The Democratic candidate in this year’s Virginia governor’s race, former congresswoman Abigail Spanberger, has made a similar case for allowing schools and athletic organizations to handle sports policy, where gender politics have played an unusually significant role in recent elections. “It’s a ‘complicated issue,’” she stated in late June during a campaign stop in Martinsville, Va., continuing, “I think it depends on the sport, depends on the kids.”

However, Ms. Erickson contends that in the end, voters won’t be persuaded by referring the matter to other authorities. In order for Democrats to advance the politics surrounding transgender athletes, she thinks they need to address the substance of the prohibitions. For example, a suggested state ban in Ohio in 2022 came under criticism for requiring physical examinations of athletes in order to establish their sex—language that was later taken out but that some Democratic opponents of the prohibition have used this year to argue for the possibility that such legislation may be intrusive in practice.

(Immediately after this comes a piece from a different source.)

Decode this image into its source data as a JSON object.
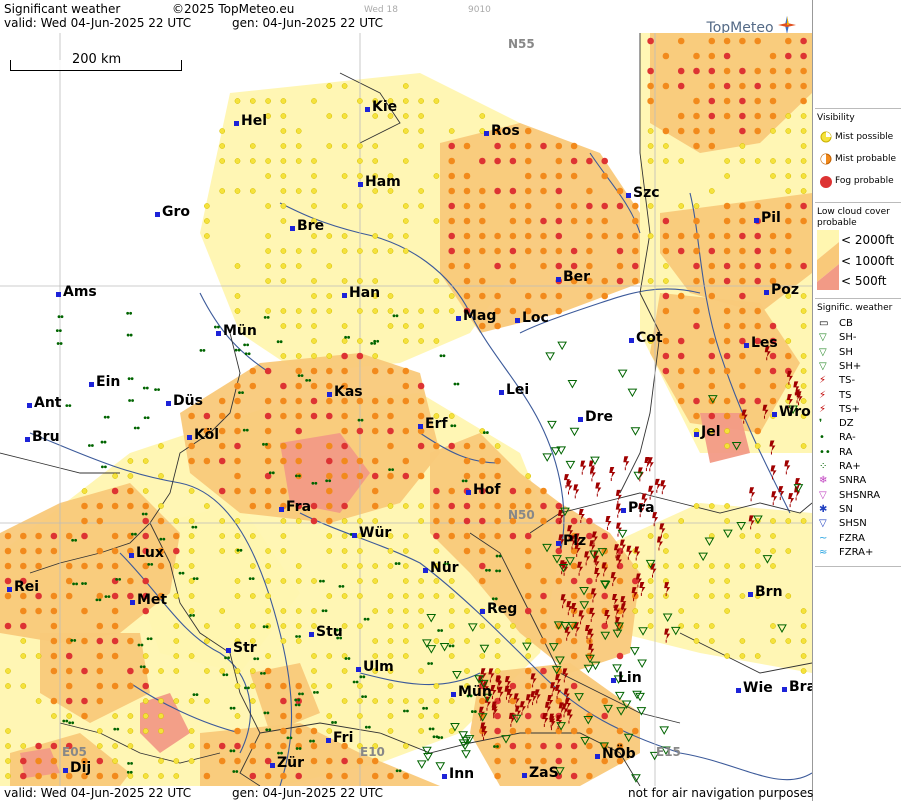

“People will turn against it if you can convince them that this will have an effect on every girl who wants to play sports, or every girl who wants to play sports who doesn’t resemble a stereotypical feminine girl,” she said.
The battle over transgender rights, according to some members of the party, exposes underlying weaknesses in the Democratic platform. Numerous Democratic strategists admitted in interviews that the Trump campaign advertisement, which emphasized Ms. Harris’s prior support for transgender athletes’ involvement in women’s sports and for the government funding of gender-reassignment surgery for federal prisoners, was successful.
The “they/them” commercial, in contrast to many Republican ads about identity politics that play to voters’ concerns about social change, portrayed transgender people as just the most recent on a long list of groups that had received special attention from the Democrats and urged viewers to see that attention as coming at their expense.
“It was less an anti-trans assault and more a way to tap into something that people were feeling: ‘You’re fighting for everyone else other than me,'” said Alyssa Cass, Blueprint’s head strategist.